Ele sustenta: na
Síria, Washington adotou lógica da Máfia, e perdeu; no Congresso, Obama é
vítima da ultradireita, que age como os nazistas
Entrevista a Harrison
Samphir, no Znet - Tradução: Vinícius Gomes - Imagem de HikingArtist – em Outras
Palavras
Noam Chomsky é, aos
84 anos, um dos maiores intelectuais no mundo. Seu trabalho e suas realizações
são bem conhecidos – ele é linguista norte-americano, professor emérito no
Massachussets Institute of Technology (MIT) há mais de 60 anos, analista e
ativista político constante, crítico original do capitalismo e da ordem mundial
que tem como centro os Estados Unidos
Nesse entrevista,
Chomsky debate a paralisação do governo norte-americano, por disputas
incessantes no sistema político e, em especial, chantagem das forças de direita
mais primitivas. Também aborda os sinais de perda de influência de Washington
na Síria e da emegência, na América do Sul, de um conjunto de governos que
afasta-se dos EUA, pela primeira vez em dois séculos.
Gostaria de começar
com a paralisação recente do governo dos EUA. Por que ela é diferente dessa
vez, se já aconteceu no passado?
Noam Chomsky: Paul
Krugman fez há dias, no New York Times, um ótimo comentário a respeito. Lembra que
o partido republicano é minoritário entre a opinião pública e controla a Câmara
[House of Representatives, que junto do Senado representa o Legislativo nos
EUA]. Está levando o governo à paralisação e talvez ao calote de suas dívidas.
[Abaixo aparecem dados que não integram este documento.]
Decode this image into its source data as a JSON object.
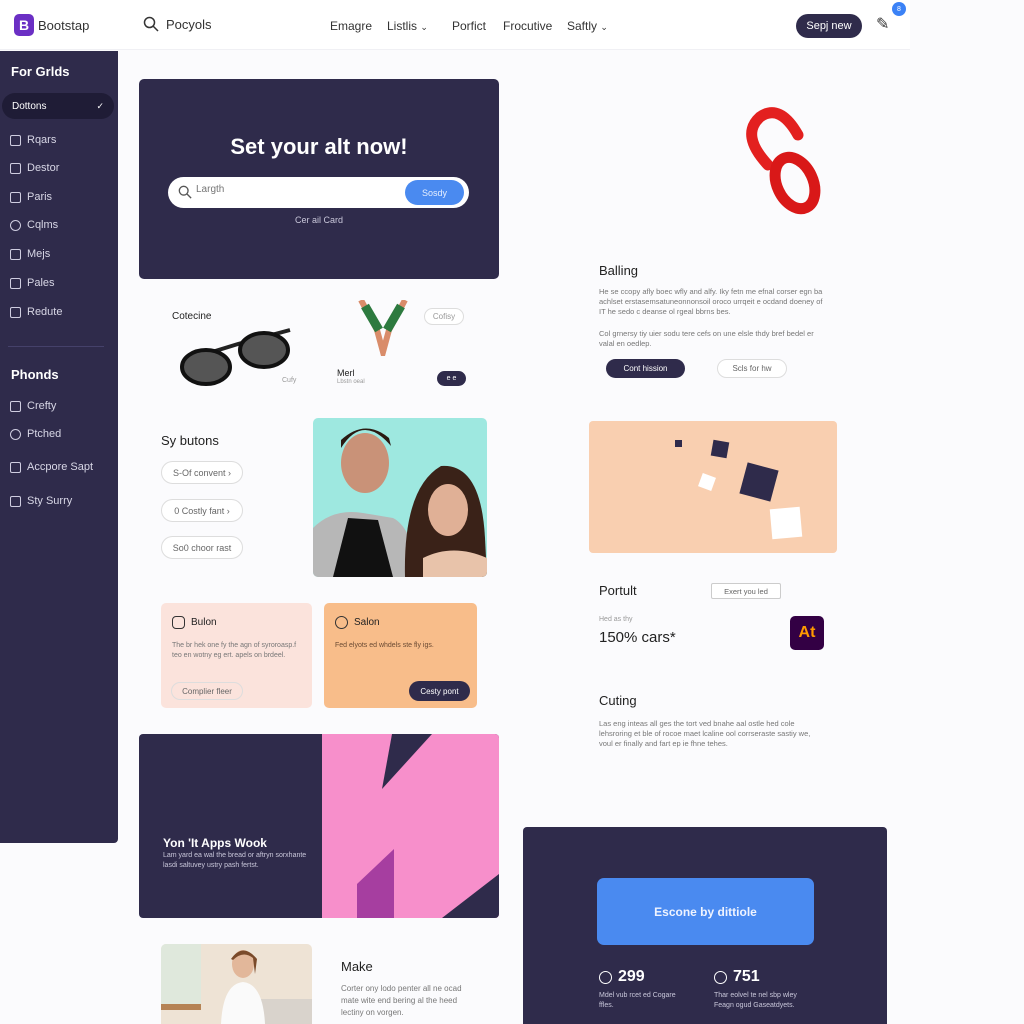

Conseguiu a maioria por conta de inúmeras artimanhas. Obteve uma minoria de
votos, mas a maioria das cadeiras. Está se utilizando disso para impor uma
agenda extremamente nociva para a sociedade. Foca particularmente a questão do
sistema de saúde público.
Os EUA são o único,
entre os países ricos e desenvolvidos, que não possue um sistema nacional de
saúde pública. O sistema norte-americano é escandaloso. Gasta o dobro de
recursos de países comparáveis, para obter um dos piores resultados. E a razão
para isso é ser altamente privatizado e não-regulado, tornando-se extremamente
ineficiente e caro. Aquilo que alguns chamam de “Obamacare” é uma tentativa de
mudar esse sistema de forma suave – não tão radicalmente como seria desejável –
para torná-lo um pouco melhor e mais acessível.
O Partido
Republicano escolheu o sistema de saúde como alavanca para conquistar alguma
força política. Quer destruir o Obamacare. Essa posição não é unânime entre os
republicanos, é de uma ala do partido – chamada de “conservadora”, de fato,
profundamente reacionária. Norman Orstein, um dos principais comentaristas
conservadores, descreve o movimento, corretamente, como uma “insurgência
radical”.
Então, há uma
insurgência radical, que implica grande parte da base republicana, disposta a
tudo – destruir o país, ou qualquer coisa, com o intuito de acabar com a Lei de
Assistência Acessível (o Obamacare). É a única coisa a que foram capazes de se
agarrar. Se falharem nisso, terão de dizer a sua base que mentiram para ela, ao
longo dos últimos cinco anos. Por isso, estão dispostos a ir até onde for
necessário. É um fato incomum – penso que único – na história dos sistemas
parlamentaristas modernos. É muito perigoso para o país e para o mundo.
Como a paralisação
poderia terminar?
Bem, a paralisação
por si só é ruim – mas não devastadora. O perigo real surgirá nas próximas
semanas. Há, nos Estados Unidos, uma legislação rotineira – aprovada todo ano –
que permite ao governo tomar dinheiro emprestado. Do contrário, ele não
funciona. Se o Congresso não autorizar a continuação da tomada de empréstimos,
talvez o governo peça moratória. Isso nunca aconteceu e um calote do governo
norte-americano não seria muito prejudicial apenas aos EUA. Ele provavelmente
afundaria o país, de novo, numa profunda recessão – mas talvez também quebre o
sistema financeiro internacional. É possível que encontrem maneiras para
contornar a situação, mas o sistema financeiro mundial depende muito da
credibilidade do Departamento do Tesouro dos EUA. A credibilidade dos títulos
de dívida emitidos pelos EUA é vista como “tão boa quanto ouro”: esses papéis
são a base das finanças internacionais. Se o governo não conseguir honrá-los,
eles não possuirão mais valor, e o efeito no sistema financeiro internacional
poderá ser muito severo. Mas para destruir uma lei de saúde limitada, a extrema
direita republicana, os reacionários, estão dispostos a fazer isso.
No momento, os EUA estão
divididos sobre como o tema será resolvido. O ponto principal a observar é a
divisão no Partido Republicano. O establishment republicano, junto com Wall
Street, os banqueiros, os executivos de corporações não querem isso – de
maneira nenhuma. É parte da base que deseja, e tem sido muito difícil
controlá-la. Há uma razão para terem um grande grupo de delirantes em sua base.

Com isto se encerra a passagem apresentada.